Ale oczywiście masz rację...Jasne, nie ma co kategoryzować wszystkich ludzi i myśleć za każdym razem tak jak ja. Jak mam pewność, to zawsze daje, ale w przeważającej większości wolę wesprzeć zbiórkę, która jest organizowana przez np fundację ;)
-
@Gooral napisał w Zbiórka na drugie seicento:
ale w przeważającej większości wolę wesprzeć zbiórkę, która jest organizowana przez np fundację ;)
Czyli przez największych krętaczy i złodziei...
-
@BPX33 napisał w Zbiórka na drugie seicento:
@Gooral napisał w Zbiórka na drugie seicento:
ale w przeważającej większości wolę wesprzeć zbiórkę, która jest organizowana przez np fundację ;)
Czyli przez największych krętaczy i złodziei...
Jak widać nie fundacje też takowymi są 😉
-
@Gooral jak widać. Ale w polskich realiach sądzę, że ok. 75% fundacji działa, bo na tym zarabia, czyli w skrócie okrada darczyńców i potrzebujących...
-
@BPX33 nie wiem czy zarabia, ale na pewno musi z tego też mieć na swoje koszty utrzymania. To jest proste.
-
@Gooral każda fundacja powinna działać non-profit! Inaczej to złodzieje...
-
@BPX33 napisał w Zbiórka na drugie seicento:
@Gooral każda fundacja powinna działać non-profit! Inaczej to złodzieje...
W przypadku tych największych nie jest to możliwe, nie da się pogodzić zarządzania fundacją z pracą, za dużo obowiązków
-
@pacior napisał w Zbiórka na drugie seicento:
nie da się pogodzić zarządzania fundacją z pracą, za dużo obowiązków
Nikt nie każe takiej prowadzić ;)
-
@BPX33 napisał w Zbiórka na drugie seicento:
@pacior napisał w Zbiórka na drugie seicento:
nie da się pogodzić zarządzania fundacją z pracą, za dużo obowiązków
Nikt nie każe takiej prowadzić ;)
No jasne. Olać potrzebujących i pokrzywdzonych. Po co się nimi zajmować...
-
@BPX33 napisał w Zbiórka na drugie seicento:
@pacior napisał w Zbiórka na drugie seicento:
nie da się pogodzić zarządzania fundacją z pracą, za dużo obowiązków
Nikt nie każe takiej prowadzić ;)
Ale osoby, które pracują i prowadzą takie fundacje z czegoś żyć muszą.
-
@BPX33 napisał w Zbiórka na drugie seicento:
@Gooral każda fundacja powinna działać non-profit! Inaczej to złodzieje...

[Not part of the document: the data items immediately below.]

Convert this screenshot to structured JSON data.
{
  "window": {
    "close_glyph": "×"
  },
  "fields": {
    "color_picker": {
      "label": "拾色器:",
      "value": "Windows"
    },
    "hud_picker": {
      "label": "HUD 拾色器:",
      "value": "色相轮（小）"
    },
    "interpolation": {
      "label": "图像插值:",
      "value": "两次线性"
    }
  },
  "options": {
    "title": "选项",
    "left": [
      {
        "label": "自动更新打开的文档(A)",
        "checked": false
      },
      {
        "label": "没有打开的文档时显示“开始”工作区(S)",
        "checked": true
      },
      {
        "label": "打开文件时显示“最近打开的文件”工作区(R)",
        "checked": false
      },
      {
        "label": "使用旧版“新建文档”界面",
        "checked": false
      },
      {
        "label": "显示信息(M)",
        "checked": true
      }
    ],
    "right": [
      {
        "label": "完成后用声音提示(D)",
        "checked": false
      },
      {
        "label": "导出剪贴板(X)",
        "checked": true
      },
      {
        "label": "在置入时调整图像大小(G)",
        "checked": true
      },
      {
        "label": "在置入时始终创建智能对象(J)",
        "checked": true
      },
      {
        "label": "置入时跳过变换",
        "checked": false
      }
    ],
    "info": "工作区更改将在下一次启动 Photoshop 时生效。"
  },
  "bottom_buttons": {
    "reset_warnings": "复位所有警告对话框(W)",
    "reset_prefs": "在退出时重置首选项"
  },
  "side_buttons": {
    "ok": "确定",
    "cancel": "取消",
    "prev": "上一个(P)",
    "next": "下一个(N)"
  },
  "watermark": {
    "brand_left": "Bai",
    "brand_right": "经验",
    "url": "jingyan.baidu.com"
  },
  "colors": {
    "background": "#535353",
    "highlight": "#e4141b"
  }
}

non-profit nie oznacza że mają mieć straty. Jeśli jako państwo oddajemy część obowiązków NGOsom to oczywistym faktem jest że ludzie tam zatrudnieni muszą się z czegoś utrzymywać.
-
@leo Ty to napisałeś.
@esen o tym, że mają mieć z tego powodu straty też nigdzie nie pisałem.Chyba po raz kolejny nie rozumiecie za grosz o co mi tak naprawdę chodzi. Chodzi o to, że w Polsce 3/4 lub więcej "fundacji" to tak naprawdę maszynki do zarabiania pieniędzy i nic więcej. No, ale co ja tam wiem...
-
@BPX33 napisał w Zbiórka na drugie seicento:
Chyba po raz kolejny nie rozumiecie za grosz o co mi tak naprawdę chodzi. Chodzi o to, że w Polsce 3/4 lub więcej "fundacji" to tak naprawdę maszynki do zarabiania pieniędzy i nic więcej. No, ale co ja tam wiem...
Po części można się z Tobą zgodzić, są takie przypadki że cała kasa idzie nie tam gdzie powinna.. dlatego też każdy z Nas powinien świadomie przekazywać swoje pieniądze
-
@BPX33 napisał w Zbiórka na drugie seicento:
@leo Ty to napisałeś.
Ależ to jest logiczne następstwo tego, co Ty napisałeś - znaczy jeśli ktoś chce zająć się fundacją, ma zasrany obowiązek robić to całkowicie za darmo, rzucając pracę (bo inaczej się nie da) i zatykając własną dupę kołkiem. Coś pominąłem? Czego nie zrozumiałem?